IQVIA is hiring a Care Navigator to join our team. This is a 100% remote position where you will be responsible for processing medical claims for payment assistance programs. Your primary duty will be to receive and vet medical claims against specific program rules to determine if they should be paid or rejected.
What You'll Do
- Receive medical claims from healthcare providers or patients.
- Ensure adequate supporting documentation is provided with each claim.
- Interpret Explanation of Benefits (EOB) and CMS1500 forms.
- Vet claims against program-specific business rules.
- Determine if claims should be paid or rejected.
- Provide customer support via telephone, email, fax, or other contact means.
- Recognize operational challenges and suggest recommendations to management.
What We're Looking For
- High School Diploma or equivalent.
- Experience in claim processing.
- Active Medical Billing Certification with CEUs up to date or willingness to get certification.

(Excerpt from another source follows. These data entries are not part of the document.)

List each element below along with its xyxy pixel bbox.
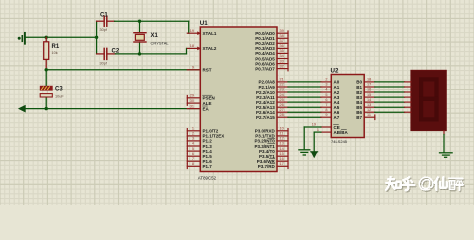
U2 pin 4 A2: [321, 88, 340, 95]
svg-text:7: 7: [325, 103, 327, 107]
U1 pin 24 P2.3/A11: [256, 93, 288, 100]
wire P2.3 to A3: [288, 96, 321, 98]
svg-text:32: 32: [280, 64, 284, 68]
svg-text:14: 14: [367, 98, 371, 102]
U1 pin 36 P0.3/AD3: [255, 44, 288, 51]
U1 pin 25 P2.4/A12: [256, 98, 288, 105]
U2 pin 11 B7: [356, 113, 375, 120]
svg-text:14: 14: [280, 147, 284, 151]
U1 pin 28 P2.7/A15: [256, 113, 288, 120]
U1 pin 4 P1.3: [187, 142, 212, 149]
svg-text:B7: B7: [356, 115, 362, 120]
U1 pin 26 P2.5/A13: [256, 103, 288, 110]
svg-text:2: 2: [325, 78, 327, 82]
display pin 1: [405, 81, 411, 83]
svg-text:C1: C1: [100, 12, 108, 18]
svg-text:12: 12: [367, 108, 371, 112]
U1 pin 3 P1.2: [187, 137, 212, 144]
U2 pin 15 B3: [356, 93, 375, 100]
svg-text:AB/BA: AB/BA: [334, 130, 349, 135]
ground symbol (U2 CE): [299, 150, 310, 155]
svg-text:XTAL1: XTAL1: [203, 31, 217, 36]
wire ground rail to EA: [26, 108, 201, 110]
wire B4 to display: [375, 101, 405, 103]
U2 pin 12 B6: [356, 108, 375, 115]
wire P2.2 to A2: [288, 91, 321, 93]
wire P2.6 to A6: [288, 111, 321, 113]
wire P2.7 to A7: [288, 116, 321, 118]
svg-text:U2: U2: [331, 68, 339, 75]
display pin 4: [405, 96, 411, 98]
display pin 7: [405, 111, 411, 113]
MCU U1 AT89C52 body: [198, 20, 277, 180]
svg-text:22: 22: [280, 83, 284, 87]
svg-text:21: 21: [280, 78, 284, 82]
U1 pin 35 P0.4/AD4: [255, 49, 288, 56]
svg-text:15: 15: [280, 152, 284, 156]
wire P2.4 to A4: [288, 101, 321, 103]
resistor R1: [44, 37, 60, 70]
U1 pin 34 P0.5/AD5: [255, 54, 288, 61]
wire C1-C2 left riser: [96, 21, 98, 54]
ground symbol (display): [440, 153, 453, 158]
svg-text:2: 2: [192, 132, 194, 136]
svg-text:3: 3: [325, 83, 327, 87]
svg-text:8: 8: [325, 108, 327, 112]
svg-text:11: 11: [367, 113, 371, 117]
U1 pin 31 EA: [187, 104, 209, 111]
svg-text:AT89C52: AT89C52: [198, 175, 217, 180]
svg-text:34: 34: [280, 54, 284, 58]
wire CE to ground: [304, 127, 321, 149]
svg-text:PSEN: PSEN: [203, 96, 215, 101]
wire P2.1 to A1: [288, 86, 321, 88]
display pin 3: [405, 91, 411, 93]
junction at C1/C2 riser: [95, 36, 98, 39]
U1 pin 2 P1.1/T2EX: [187, 132, 224, 139]
svg-text:P0.7/AD7: P0.7/AD7: [255, 66, 275, 71]
display pin 2: [405, 86, 411, 88]
svg-text:A7: A7: [334, 115, 340, 120]
svg-text:EA: EA: [203, 106, 210, 111]
buffer U2 74LS245 body: [331, 68, 365, 144]
svg-text:4: 4: [325, 88, 327, 92]
U2 pin 8 A6: [321, 108, 340, 115]
U1 pin 37 P0.2/AD2: [255, 39, 288, 46]
svg-text:16: 16: [280, 157, 284, 161]
U1 pin 30 ALE: [187, 99, 211, 106]
svg-text:30pf: 30pf: [100, 61, 108, 65]
U2 pin 14 B4: [356, 98, 375, 105]
svg-text:19: 19: [190, 29, 194, 33]
svg-text:30pf: 30pf: [100, 28, 108, 32]
wire P2.0 to A0: [288, 81, 321, 83]
svg-text:13: 13: [280, 142, 284, 146]
svg-text:9: 9: [192, 66, 194, 70]
display pin 6: [405, 106, 411, 108]
svg-text:10uF: 10uF: [55, 95, 64, 99]
U2 pin 6 A4: [321, 98, 340, 105]
svg-text:X1: X1: [151, 33, 159, 39]
U2 pin 1 AB/BA: [317, 128, 349, 135]
svg-text:23: 23: [280, 88, 284, 92]
svg-text:XTAL2: XTAL2: [203, 46, 217, 51]
U1 pin 11 P3.1/TXD: [255, 132, 288, 139]
wire B5 to display: [375, 106, 405, 108]
svg-text:17: 17: [367, 83, 371, 87]
U1 pin 1 P1.0/T2: [187, 127, 218, 134]
svg-text:29: 29: [190, 94, 194, 98]
svg-text:36: 36: [280, 44, 284, 48]
U1 pin 39 P0.0/AD0: [255, 29, 288, 36]
U1 pin 22 P2.1/A9: [259, 83, 288, 90]
7-segment display body: [411, 70, 446, 130]
U1 pin 21 P2.0/A8: [259, 78, 288, 85]
wire VCC rail: [26, 36, 97, 38]
junction crystal bottom: [138, 52, 141, 55]
wire AB/BA to terminal: [314, 132, 321, 152]
svg-text:ALE: ALE: [203, 101, 212, 106]
wire display common to ground: [443, 135, 445, 153]
svg-text:11: 11: [280, 132, 284, 136]
svg-text:C3: C3: [55, 87, 63, 93]
junction at R1 top: [45, 36, 48, 39]
wire C2 to XTAL2: [115, 48, 186, 54]
svg-text:3: 3: [192, 137, 194, 141]
svg-text:33: 33: [280, 59, 284, 63]
svg-text:U1: U1: [200, 20, 208, 27]
U1 pin 17 P3.7/RD: [258, 162, 288, 169]
wire B0 to display: [375, 81, 405, 83]
svg-text:8: 8: [192, 162, 194, 166]
svg-text:27: 27: [280, 108, 284, 112]
U1 pin 29 PSEN: [187, 94, 214, 101]
svg-text:35: 35: [280, 49, 284, 53]
U2 pin 9 A7: [321, 113, 340, 120]
U1 pin 12 P3.2/INT0: [255, 137, 288, 144]
watermark zhihu @xianzui: [386, 177, 464, 191]
U1 pin 6 P1.5: [187, 152, 212, 159]
U1 pin 5 P1.4: [187, 147, 212, 154]
svg-text:31: 31: [190, 104, 194, 108]
U1 pin 18 XTAL2: [187, 44, 217, 51]
display pin 5: [405, 101, 411, 103]
wire P2.5 to A5: [288, 106, 321, 108]
svg-text:12: 12: [280, 137, 284, 141]
U1 pin 15 P3.5/T1: [259, 152, 288, 159]
display common pin: [443, 131, 445, 135]
junction R1 bottom: [45, 68, 48, 71]
svg-text:P1.7: P1.7: [203, 164, 213, 169]
U1 pin 16 P3.6/WR: [257, 157, 288, 164]
svg-text:6: 6: [325, 98, 327, 102]
wire B2 to display: [375, 91, 405, 93]
svg-text:10: 10: [280, 127, 284, 131]
svg-text:9: 9: [325, 113, 327, 117]
svg-text:7: 7: [192, 157, 194, 161]
svg-text:6: 6: [192, 152, 194, 156]
capacitor C2: [97, 48, 120, 65]
U2 pin 13 B5: [356, 103, 375, 110]
U2 pin 17 B1: [356, 83, 375, 90]
svg-text:18: 18: [190, 44, 194, 48]
U2 pin 5 A3: [321, 93, 340, 100]
svg-text:5: 5: [325, 93, 327, 97]
svg-text:19: 19: [312, 123, 316, 127]
svg-text:RST: RST: [203, 68, 212, 73]
svg-text:37: 37: [280, 39, 284, 43]
svg-text:74LS245: 74LS245: [331, 139, 348, 144]
U2 pin 18 B0: [356, 78, 375, 85]
U2 pin 19 CE: [312, 123, 340, 130]
U1 pin 13 P3.3/INT1: [255, 142, 288, 149]
U2 pin 7 A5: [321, 103, 340, 110]
U2 pin 16 B2: [356, 88, 375, 95]
ground terminal arrow: [18, 105, 26, 113]
svg-text:1: 1: [317, 128, 319, 132]
svg-text:15: 15: [367, 93, 371, 97]
U1 pin 9 RST: [187, 66, 211, 73]
svg-text:16: 16: [367, 88, 371, 92]
U1 pin 8 P1.7: [187, 162, 212, 169]
U1 pin 7 P1.6: [187, 157, 212, 164]
capacitor C3: [40, 70, 64, 109]
U2 pin 2 A0: [321, 78, 340, 85]
U1 pin 10 P3.0/RXD: [255, 127, 288, 134]
svg-text:1: 1: [192, 127, 194, 131]
capacitor C1: [97, 12, 115, 32]
svg-text:25: 25: [280, 98, 284, 102]
wire B3 to display: [375, 96, 405, 98]
svg-text:30: 30: [190, 99, 194, 103]
U2 pin 3 A1: [321, 83, 340, 90]
U1 pin 23 P2.2/A10: [256, 88, 288, 95]
svg-text:P3.7/RD: P3.7/RD: [258, 164, 276, 169]
svg-text:18: 18: [367, 78, 371, 82]
U1 pin 27 P2.6/A14: [256, 108, 288, 115]
crystal X1: [134, 21, 169, 54]
U1 pin 19 XTAL1: [187, 29, 217, 36]
svg-text:5: 5: [192, 147, 194, 151]
svg-text:R1: R1: [52, 44, 60, 50]
junction crystal top: [138, 20, 141, 23]
wire C1 to XTAL1: [115, 21, 189, 33]
U1 pin 14 P3.4/T0: [259, 147, 288, 154]
svg-text:10k: 10k: [52, 51, 58, 55]
svg-text:39: 39: [280, 29, 284, 33]
wire B6 to display: [375, 111, 405, 113]
wire B1 to display: [375, 86, 405, 88]
power terminal: [18, 33, 25, 44]
svg-text:P2.7/A15: P2.7/A15: [256, 115, 275, 120]
svg-text:CRYSTAL: CRYSTAL: [151, 40, 170, 45]
power arrow terminal (down): [311, 152, 318, 158]
svg-text:4: 4: [192, 142, 194, 146]
svg-text:26: 26: [280, 103, 284, 107]
svg-text:17: 17: [280, 162, 284, 166]
svg-text:28: 28: [280, 113, 284, 117]
svg-text:13: 13: [367, 103, 371, 107]
junction C3 bottom: [45, 107, 48, 110]
svg-text:38: 38: [280, 34, 284, 38]
U1 pin 32 P0.7/AD7: [255, 64, 288, 71]
U1 pin 33 P0.6/AD6: [255, 59, 288, 66]
wire RST: [46, 69, 200, 71]
U1 pin 38 P0.1/AD1: [255, 34, 288, 41]
svg-text:24: 24: [280, 93, 284, 97]
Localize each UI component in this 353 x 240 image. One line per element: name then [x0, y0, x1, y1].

- Active Medical Coding Certification with CEUs up to date or willingness to get certification.
- Medical Billing experience.
- Ability to interpret Explanation of Benefits (EOB).
- HIPAA trained.
- Ability to work 40 hours per week under moderate supervision.
Nice to Have
- Infusion or Hospital Billing Experience.
- Customer Service Experience.
- Pharmacy Technician experience.
Team & Environment
This is a contract role managed by an external agency with an opportunity for conversion to a full-time employee.
Benefits & Compensation
- Compensation of $24.00 per hour base pay range.
Work Mode
This is a fully remote position.
IQVIA is an Equal Opportunity Employer. All qualified applicants receive consideration without regard to race, color, religion, sex, sexual orientation, gender identity, national origin, disability, veteran status, or other protected status.